Moving back to EVs, rising prices for natural gas is going to increase electricity costs and increase the cost of fueling EVs. Of course, renewables will also provide some of the electrons to fuel EVs, but renewables differ. In California, renewables largely disappear at night as the sun sets. In the great plains, renewable generation increases at night, on average, when the wind speed is higher.
Charging – Where, When, How?
Options become charging with extreme charging stations during the middle of the day (California). At the WPUI workshop, I learned 400-plus kW wireless charging technology already exists. This makes it possible to develop multi-megawatt supercharging stations with many slots, like a fuel oasis. Extreme chargers charge at a rate of 700 miles of range per hour of charging. The gas pump is still about ten times that rate, but 700 mph beats the heck out of about 20 miles per hour of charging at your home, where incidentally, as the ad notes above, people still want to charge their EVs.
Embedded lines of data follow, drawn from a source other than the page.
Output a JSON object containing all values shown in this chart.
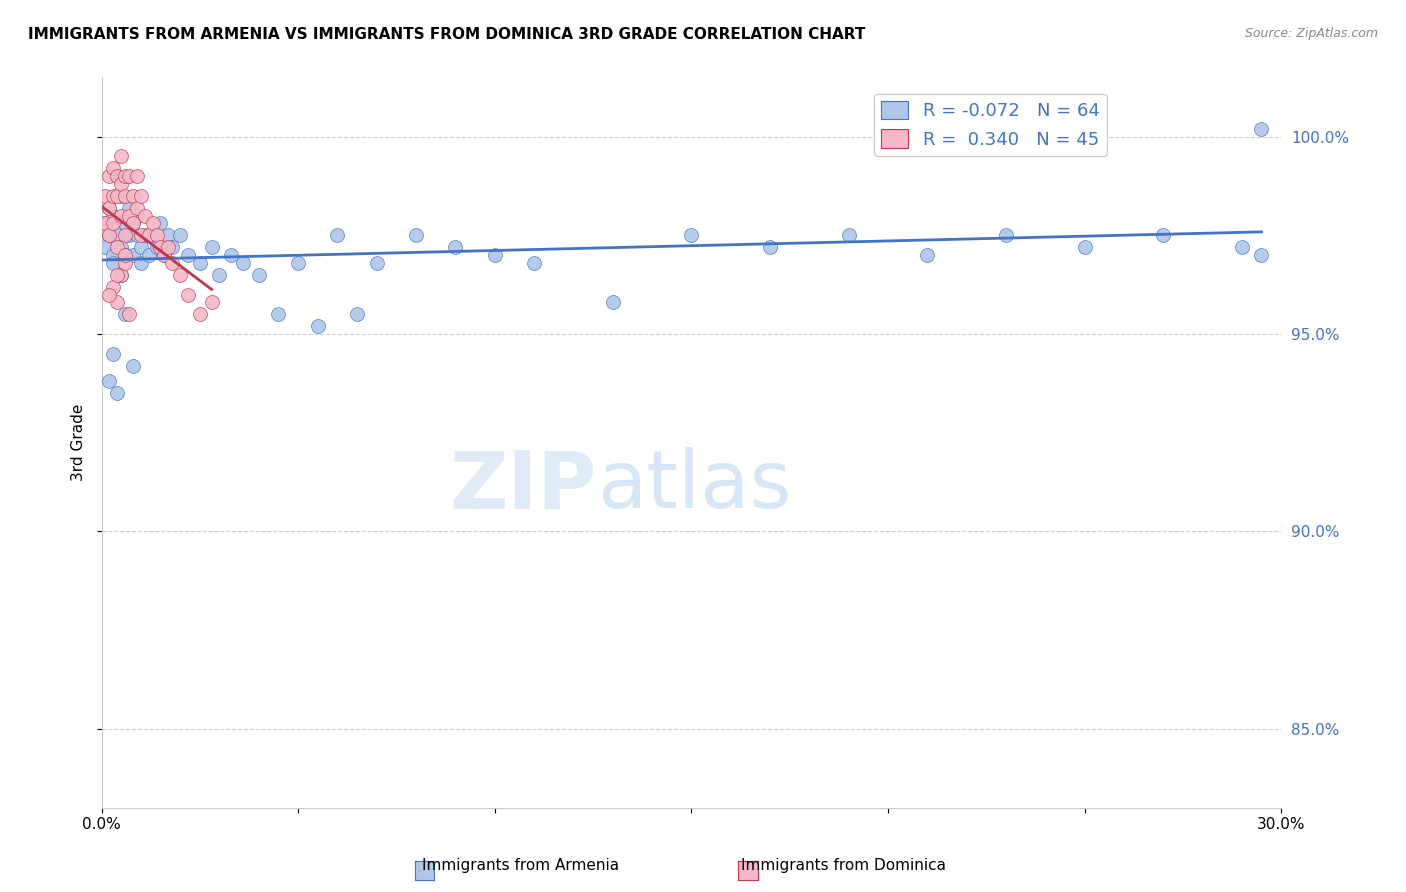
{
  "title": "IMMIGRANTS FROM ARMENIA VS IMMIGRANTS FROM DOMINICA 3RD GRADE CORRELATION CHART",
  "source": "Source: ZipAtlas.com",
  "ylabel": "3rd Grade",
  "xlim": [
    0.0,
    0.3
  ],
  "ylim": [
    83.0,
    101.5
  ],
  "legend_r1": "-0.072",
  "legend_n1": "64",
  "legend_r2": "0.340",
  "legend_n2": "45",
  "scatter_armenia_x": [
    0.001,
    0.001,
    0.002,
    0.002,
    0.003,
    0.003,
    0.003,
    0.004,
    0.004,
    0.005,
    0.005,
    0.005,
    0.006,
    0.006,
    0.007,
    0.007,
    0.008,
    0.008,
    0.009,
    0.009,
    0.01,
    0.01,
    0.011,
    0.012,
    0.013,
    0.014,
    0.015,
    0.016,
    0.017,
    0.018,
    0.02,
    0.022,
    0.025,
    0.028,
    0.03,
    0.033,
    0.036,
    0.04,
    0.045,
    0.05,
    0.055,
    0.06,
    0.065,
    0.07,
    0.08,
    0.09,
    0.1,
    0.11,
    0.13,
    0.15,
    0.17,
    0.19,
    0.21,
    0.23,
    0.25,
    0.27,
    0.29,
    0.295,
    0.002,
    0.003,
    0.004,
    0.006,
    0.008,
    0.295
  ],
  "scatter_armenia_y": [
    97.8,
    97.2,
    98.2,
    97.5,
    97.0,
    98.0,
    96.8,
    99.0,
    97.5,
    98.5,
    97.2,
    96.5,
    97.8,
    97.0,
    98.2,
    97.5,
    97.8,
    97.0,
    98.0,
    97.5,
    97.2,
    96.8,
    97.5,
    97.0,
    97.5,
    97.2,
    97.8,
    97.0,
    97.5,
    97.2,
    97.5,
    97.0,
    96.8,
    97.2,
    96.5,
    97.0,
    96.8,
    96.5,
    95.5,
    96.8,
    95.2,
    97.5,
    95.5,
    96.8,
    97.5,
    97.2,
    97.0,
    96.8,
    95.8,
    97.5,
    97.2,
    97.5,
    97.0,
    97.5,
    97.2,
    97.5,
    97.2,
    97.0,
    93.8,
    94.5,
    93.5,
    95.5,
    94.2,
    100.2
  ],
  "scatter_dominica_x": [
    0.001,
    0.001,
    0.002,
    0.002,
    0.002,
    0.003,
    0.003,
    0.003,
    0.004,
    0.004,
    0.004,
    0.005,
    0.005,
    0.005,
    0.006,
    0.006,
    0.006,
    0.007,
    0.007,
    0.008,
    0.008,
    0.009,
    0.009,
    0.01,
    0.01,
    0.011,
    0.012,
    0.013,
    0.014,
    0.015,
    0.016,
    0.017,
    0.018,
    0.02,
    0.022,
    0.025,
    0.028,
    0.003,
    0.004,
    0.005,
    0.006,
    0.007,
    0.002,
    0.004,
    0.006
  ],
  "scatter_dominica_y": [
    98.5,
    97.8,
    99.0,
    98.2,
    97.5,
    99.2,
    98.5,
    97.8,
    99.0,
    98.5,
    97.2,
    99.5,
    98.8,
    98.0,
    99.0,
    98.5,
    97.5,
    99.0,
    98.0,
    98.5,
    97.8,
    99.0,
    98.2,
    98.5,
    97.5,
    98.0,
    97.5,
    97.8,
    97.5,
    97.2,
    97.0,
    97.2,
    96.8,
    96.5,
    96.0,
    95.5,
    95.8,
    96.2,
    95.8,
    96.5,
    96.8,
    95.5,
    96.0,
    96.5,
    97.0
  ],
  "color_armenia": "#aec6e8",
  "color_dominica": "#f4b8c8",
  "trendline_armenia_color": "#4472c4",
  "trendline_dominica_color": "#c0384b",
  "watermark_zip": "ZIP",
  "watermark_atlas": "atlas",
  "grid_color": "#cccccc",
  "background_color": "#ffffff",
  "title_fontsize": 11,
  "tick_label_color_right": "#4472c4",
  "right_yticks": [
    85.0,
    90.0,
    95.0,
    100.0
  ],
  "right_ytick_labels": [
    "85.0%",
    "90.0%",
    "95.0%",
    "100.0%"
  ],
  "trendline_x_start": 0.0,
  "trendline_x_end": 0.295
}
It is interesting how fast the tables turn. Recently, I was thinking Californians will be charging their cars at night with electricity produced by natural gas. What is the point? Why not just burn natural gas for car fuel? The same objectives are achieved: greatly reduced local emissions that result in smog and ground-level ozone. Plus, drive range anxiety is diminished (I also learned at WPUI that EV owners are obsessed with topping off their batteries to minimize range anxiety).
Or EV supercharging stations could soak up a lot of daytime solar generation, but that takes some commitment. Fast chargers have to be fast enough to make it worth the wait, like 10 minutes or less, or they are a hassle to use. Customers will pay for these chargers by the precious minute, not kWh. Is that not interesting? In today’s experimental times, a lot of public charging is free. This, of course, will not stand.
The only thing that is certain is behind the scenes, stuff is going to get incredibly complex:
- Demand charges
- Time of use pricing
- Energy storage
- Primary fuel prices
- Variable, and in some places wildly unpredictable, renewable generation (wind)
How does this all get priced to the consumer? Consumers think LED bulb characteristics are complicated? What will they think about miles per kWh? By the way, the mpg equivalent for electric cars is, uh, dumb.
 Not to be confused with Tesla’s wimpy 140 kW supercharging station.